Fighting this with the same sort of arguments used to fight the Aparteid boycotts are the biggest traditional energy corporations - mainly oil, gas, and coal. Alternative energy sources can't fill our energy needs, they tell us. Business would be crippled. If we don't produce these fuels, others will. And, by the way, there is no such thing as global warming, and if there were, it wouldn't be caused by humans, just natural climate cycles. In Alaska, their well paid employees, somehow justify their contribution to the future degradation of the planet, by buying into those specious arguments When we have public hearings on oil taxes in Alaska, nearly all the people testifying for the oil companies are people working for the industry, claiming their livelihoods and standard of living would be gone if the oil companies were taxed at current levels. The standard of living of the next generation must take care of itself is the implication.
2. Privatization and Chemicalization of Our Food. Large corporations destroy our long term food growing environments through factory agriculture - high fertilizer and pesticide use - in the name of shareholder profit. They systematically destroy small local farmers, introduce GMO food, and fight against labeling because GMO's are perfectly safe and labeling them would harm their business. And patent seeds to gain a monopoly on food.
3 Continued Manufacture and Profiting From Weapons. Why are we responsible to bring peace around the world? As humans, we have an obligation to help those who can't help themselves. We help babies and children, we help victims of storms and earthquakes, it's a basic value of every religion. But there's yet another reason - much of the death around the world is caused by weapons manufactured by the US and other nations, for war and acquired by anyone with money and connections.

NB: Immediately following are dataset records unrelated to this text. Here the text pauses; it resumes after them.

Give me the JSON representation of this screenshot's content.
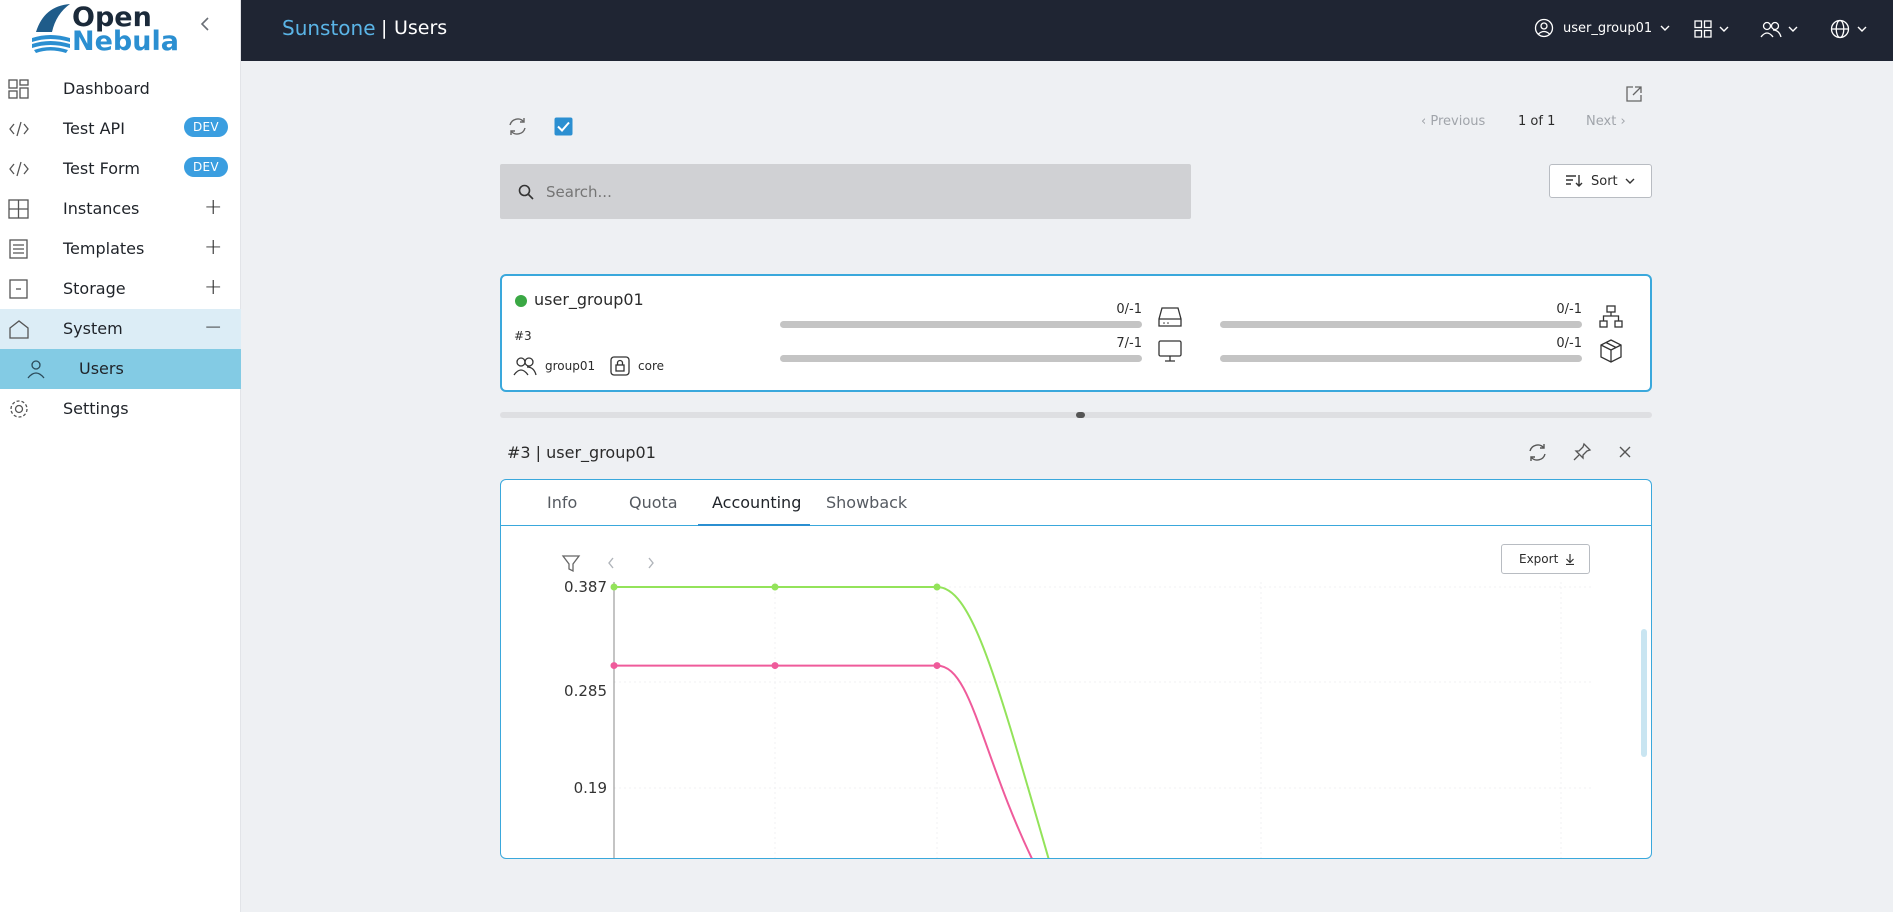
{
  "app": {
    "logo_line1": "Open",
    "logo_line2": "Nebula",
    "brand": "Sunstone",
    "separator": "|",
    "page": "Users",
    "user_menu": "user_group01"
  },
  "sidebar": {
    "items": [
      {
        "label": "Dashboard",
        "icon": "dashboard-icon"
      },
      {
        "label": "Test API",
        "icon": "code-icon",
        "badge": "DEV"
      },
      {
        "label": "Test Form",
        "icon": "code-icon",
        "badge": "DEV"
      },
      {
        "label": "Instances",
        "icon": "grid-icon",
        "toggle": "+"
      },
      {
        "label": "Templates",
        "icon": "templates-icon",
        "toggle": "+"
      },
      {
        "label": "Storage",
        "icon": "storage-icon",
        "toggle": "+"
      },
      {
        "label": "System",
        "icon": "home-icon",
        "toggle": "−"
      },
      {
        "label": "Users",
        "icon": "user-icon"
      },
      {
        "label": "Settings",
        "icon": "gear-icon"
      }
    ]
  },
  "toolbar": {
    "pager_prev": "Previous",
    "pager_info": "1 of 1",
    "pager_next": "Next",
    "search_placeholder": "Search...",
    "sort_label": "Sort"
  },
  "user_card": {
    "name": "user_group01",
    "id": "#3",
    "group": "group01",
    "auth": "core",
    "status_color": "#3aa844",
    "quotas": [
      {
        "value": "0/-1",
        "icon": "hard-drive-icon"
      },
      {
        "value": "0/-1",
        "icon": "network-icon"
      },
      {
        "value": "7/-1",
        "icon": "monitor-icon"
      },
      {
        "value": "0/-1",
        "icon": "package-icon"
      }
    ]
  },
  "detail": {
    "title": "#3 | user_group01",
    "tabs": [
      "Info",
      "Quota",
      "Accounting",
      "Showback"
    ],
    "active_tab": "Accounting",
    "export_label": "Export"
  },
  "chart_data": {
    "type": "line",
    "y_ticks": [
      "0.387",
      "0.285",
      "0.19"
    ],
    "ylim": [
      0.19,
      0.387
    ],
    "series": [
      {
        "color": "#93e35a",
        "values": [
          0.387,
          0.387,
          0.387
        ]
      },
      {
        "color": "#ef5b9b",
        "values": [
          0.31,
          0.31,
          0.31
        ]
      }
    ]
  }
}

If Second Amendment extremists feel they need protection, then we need to raise a society where people have fulfilling lives and don't need to steal from others to live decently. And then if people persist with personal arsenals, we can give them the mental health care they obviously need.
4. Corporatized media, used not as watchdogs, but as attack dogs. Our ability to know about and understand how well or poorly governments, corporations, and other institutions of great power operate, is dependent on getting accurate information about their performance. It also requires an ability to understand what they report. So education that raises free and thinking citizens needs to replace education that produces obedient consumers and employees. Instead our media and corporate culture distract us from the real problems with sports, celebrities, and other trivia. Even movies, some, but not all. Not film festival movies.:)
Everything is Related
American consumerism fuels our need for oil that is destroying our environment and making the pursuit of money or credit our paramount reason for living. Our failures to earn enough to feed this insatiable consumption leads to crime, addictions (besides consumption), family break ups, and the justification to work for companies and industries we should all be boycotting. It's all related.

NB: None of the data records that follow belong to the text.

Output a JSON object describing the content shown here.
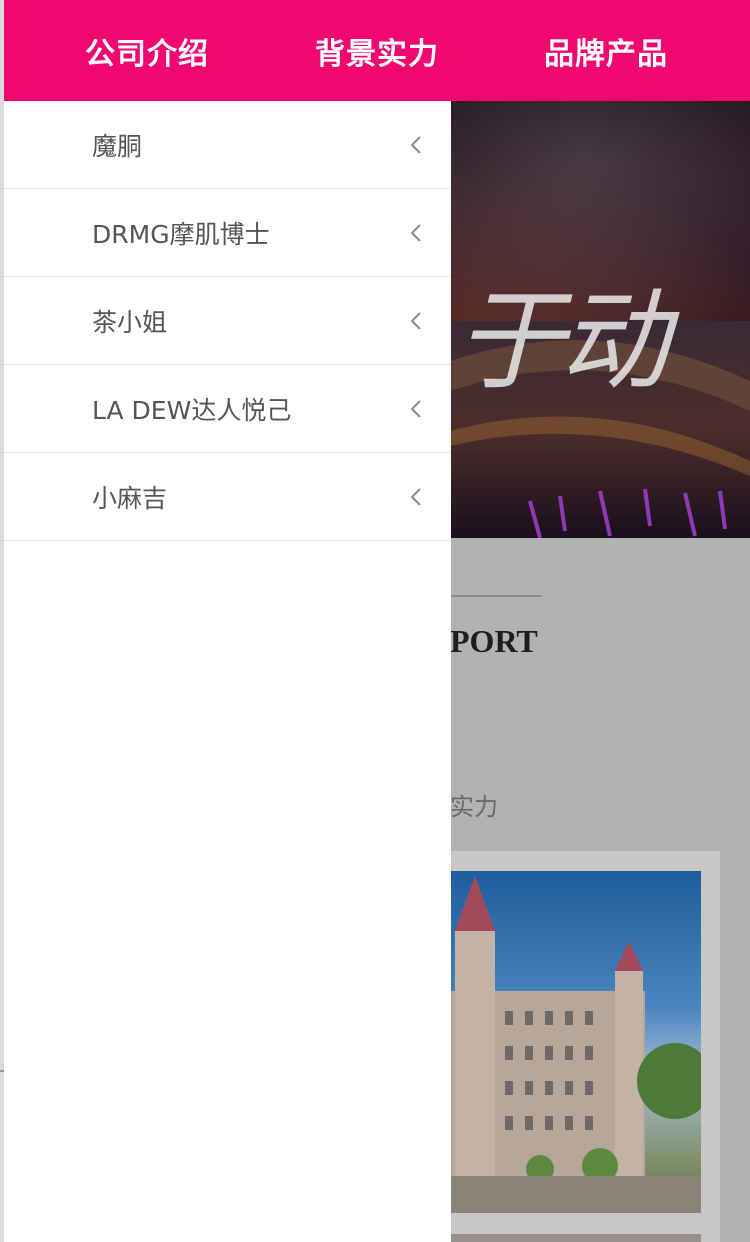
{
  "top_nav": {
    "items": [
      {
        "label": "公司介绍"
      },
      {
        "label": "背景实力"
      },
      {
        "label": "品牌产品"
      }
    ],
    "background_color": "#f0076f"
  },
  "drawer": {
    "items": [
      {
        "label": "魔胴",
        "icon": "chevron-left-icon"
      },
      {
        "label": "DRMG摩肌博士",
        "icon": "chevron-left-icon"
      },
      {
        "label": "茶小姐",
        "icon": "chevron-left-icon"
      },
      {
        "label": "LA DEW达人悦己",
        "icon": "chevron-left-icon"
      },
      {
        "label": "小麻吉",
        "icon": "chevron-left-icon"
      }
    ]
  },
  "background_page": {
    "hero_slogan": "于动",
    "section_title": "PORT",
    "section_subtitle": "实力"
  }
}
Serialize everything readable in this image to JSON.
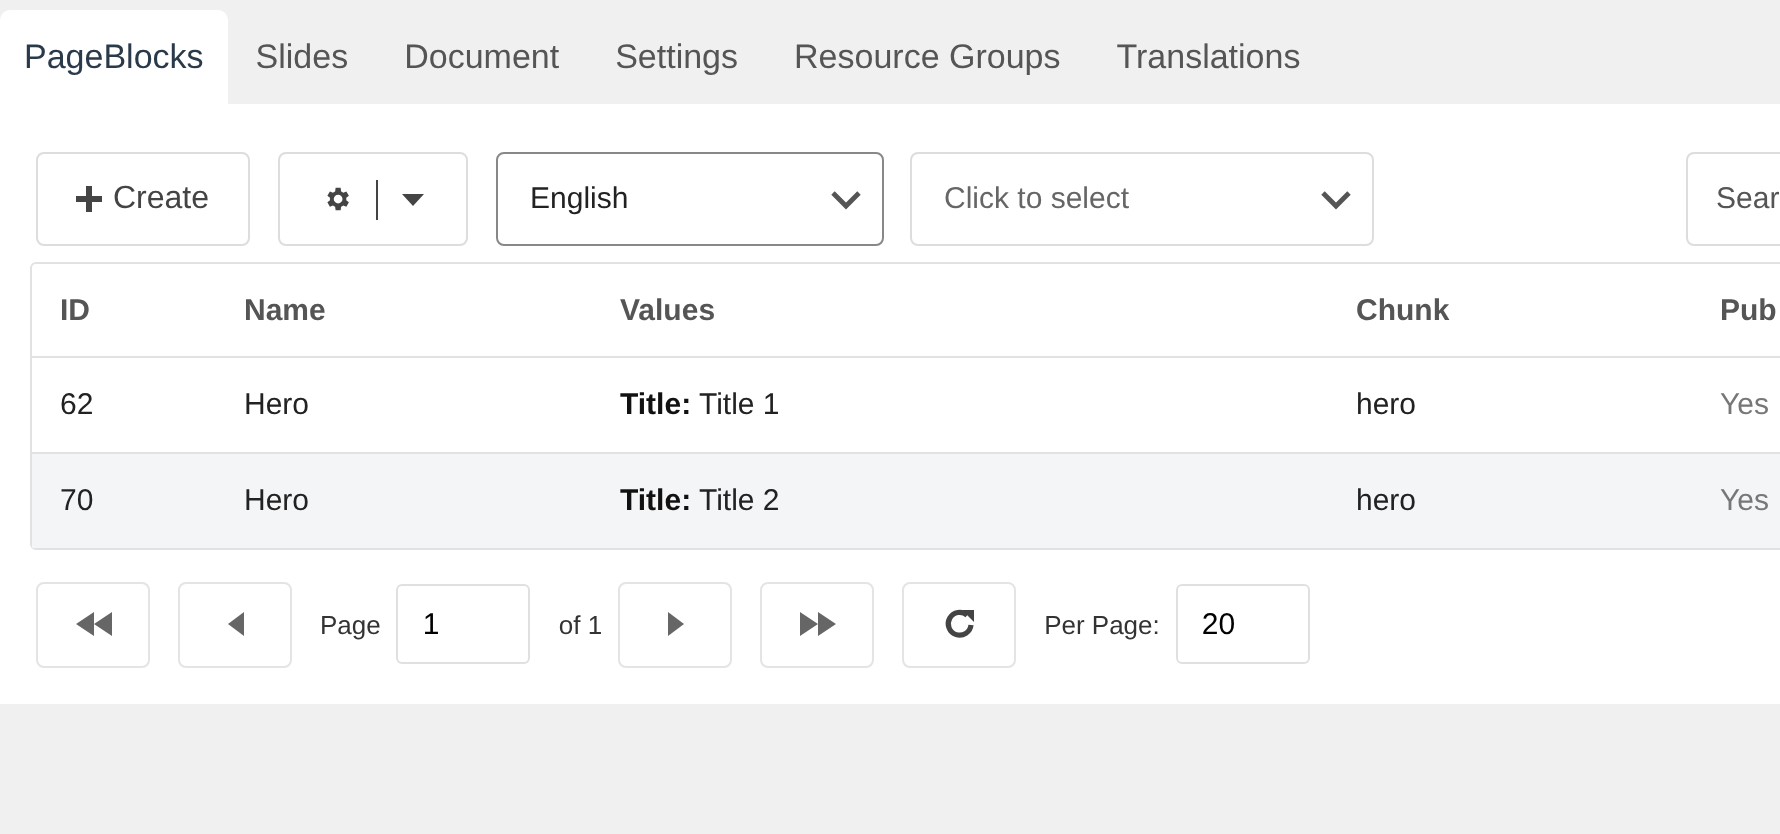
{
  "tabs": [
    {
      "label": "PageBlocks",
      "selected": true
    },
    {
      "label": "Slides",
      "selected": false
    },
    {
      "label": "Document",
      "selected": false
    },
    {
      "label": "Settings",
      "selected": false
    },
    {
      "label": "Resource Groups",
      "selected": false
    },
    {
      "label": "Translations",
      "selected": false
    }
  ],
  "toolbar": {
    "create_label": "Create",
    "language": {
      "value": "English"
    },
    "filter": {
      "placeholder": "Click to select"
    },
    "search": {
      "placeholder": "Sear"
    }
  },
  "table": {
    "columns": [
      "ID",
      "Name",
      "Values",
      "Chunk",
      "Pub"
    ],
    "rows": [
      {
        "id": "62",
        "name": "Hero",
        "values": "**Title:** Title 1",
        "chunk": "hero",
        "published": "Yes"
      },
      {
        "id": "70",
        "name": "Hero",
        "values": "**Title:** Title 2",
        "chunk": "hero",
        "published": "Yes"
      }
    ]
  },
  "pagination": {
    "page_label": "Page",
    "page": "1",
    "of_label": "of 1",
    "per_page_label": "Per Page:",
    "per_page": "20"
  }
}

And the film festival gives us a different way to see how these things interact. Films take us into the lives of people we otherwise would never know. Here is a list of just a few films at the festival that raise the issues to greater or lesser degrees. All give us one more piece of the puzzle to understand the interconnections among us all. OK, I realize that each of us will see these movies with our own filters and many will come away with far different conclusions than do I.

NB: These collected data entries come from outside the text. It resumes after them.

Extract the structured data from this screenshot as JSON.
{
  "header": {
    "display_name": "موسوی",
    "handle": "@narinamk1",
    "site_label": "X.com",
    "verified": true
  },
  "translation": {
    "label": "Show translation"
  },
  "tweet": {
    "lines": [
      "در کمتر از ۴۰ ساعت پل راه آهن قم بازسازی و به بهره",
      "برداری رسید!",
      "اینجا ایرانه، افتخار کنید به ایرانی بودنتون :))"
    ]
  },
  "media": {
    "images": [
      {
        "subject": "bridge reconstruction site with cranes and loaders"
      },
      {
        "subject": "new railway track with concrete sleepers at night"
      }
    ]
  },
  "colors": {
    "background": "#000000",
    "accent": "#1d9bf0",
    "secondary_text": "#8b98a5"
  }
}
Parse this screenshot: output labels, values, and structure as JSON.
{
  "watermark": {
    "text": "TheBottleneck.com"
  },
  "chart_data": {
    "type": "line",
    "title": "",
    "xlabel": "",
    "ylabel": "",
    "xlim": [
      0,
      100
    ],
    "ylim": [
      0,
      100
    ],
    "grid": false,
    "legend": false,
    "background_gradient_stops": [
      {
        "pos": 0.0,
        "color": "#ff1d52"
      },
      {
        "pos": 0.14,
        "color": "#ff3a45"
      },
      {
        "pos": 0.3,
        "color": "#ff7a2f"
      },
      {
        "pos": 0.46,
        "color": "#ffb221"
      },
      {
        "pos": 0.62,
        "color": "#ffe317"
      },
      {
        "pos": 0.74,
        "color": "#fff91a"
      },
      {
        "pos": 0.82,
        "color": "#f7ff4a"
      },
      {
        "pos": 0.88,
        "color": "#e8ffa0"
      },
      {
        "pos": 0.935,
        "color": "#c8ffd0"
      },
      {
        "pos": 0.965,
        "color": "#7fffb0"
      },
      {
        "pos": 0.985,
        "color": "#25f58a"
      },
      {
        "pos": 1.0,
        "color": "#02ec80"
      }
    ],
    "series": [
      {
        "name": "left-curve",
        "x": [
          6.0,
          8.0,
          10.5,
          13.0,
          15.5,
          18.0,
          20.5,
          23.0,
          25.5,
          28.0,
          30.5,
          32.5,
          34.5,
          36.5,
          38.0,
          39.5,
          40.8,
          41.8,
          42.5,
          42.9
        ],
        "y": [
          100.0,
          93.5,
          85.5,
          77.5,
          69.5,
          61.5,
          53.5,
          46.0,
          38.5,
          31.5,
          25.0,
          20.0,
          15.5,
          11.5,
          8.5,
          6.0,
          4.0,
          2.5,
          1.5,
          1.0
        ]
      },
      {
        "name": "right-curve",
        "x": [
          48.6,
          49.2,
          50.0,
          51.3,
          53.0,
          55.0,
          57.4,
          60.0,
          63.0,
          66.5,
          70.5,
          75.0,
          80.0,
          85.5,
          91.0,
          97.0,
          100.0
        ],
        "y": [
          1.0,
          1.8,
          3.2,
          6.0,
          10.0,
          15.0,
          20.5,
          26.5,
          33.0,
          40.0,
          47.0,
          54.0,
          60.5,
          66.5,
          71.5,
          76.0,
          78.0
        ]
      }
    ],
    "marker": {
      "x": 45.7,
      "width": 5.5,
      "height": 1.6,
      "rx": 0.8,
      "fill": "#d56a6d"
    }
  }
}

- Tales of the Organ Trade looks at the illegal buying and selling of human kidneys.
- Fatigued was filmed by soldiers in Afghanistan who told us they were there for different reasons, but mostly to get things like health insurance or to escape unemployment and poverty. All they could think about, they tell us, is 'getting out of this shithole and back home." (I'm not sure what message they intended to send, but I was closer in reaction to a contractor quoted in the movie, "They are a bunch of whiners." But the movie didn't mention the huge disparity in pay between the soldiers and the contract employees which allowed this contractor to pay off her house, car, and all other debts.)
- Gold Star Children talked about the tens of thousands of US children who have lost a parent in the Vietnam, Iraq, and Afghanistan wars, and how little attention is given to their huge losses.
- Lion Ark looks at the mistreatment of animals in illegal Bolivian circuses and the rescue of 27 lions.
- We Can't Eat Gold - looks at the tradeoff between the Pebble Mine and the great salmon runs.
- Not By Sight - looks at how one woman's group takes offshore oil to task.
- Backyard - looks at how the world view of a conservative couple was changed when their neighborhood was fracked.
- De Nieuwe Wereld (The New World) looks at one tiny part of the human disruption caused by economic exploitation and the arms industry, by looking at asylum seekers in a detention center in Amsterdam.
- Detroit Unleaded shows us the deadening life running a gas station/store in a high crime neighborhood in Detroit.
- Everything Is Fine Here - shows us the impact of rape on a young Iranian woman.
We will never have perfect, problem-free societies. But I believe we can do significantly better than what we have now. Go see a movie at the film festival - not to be distracted from the world's problems - but to be energized into taking them on.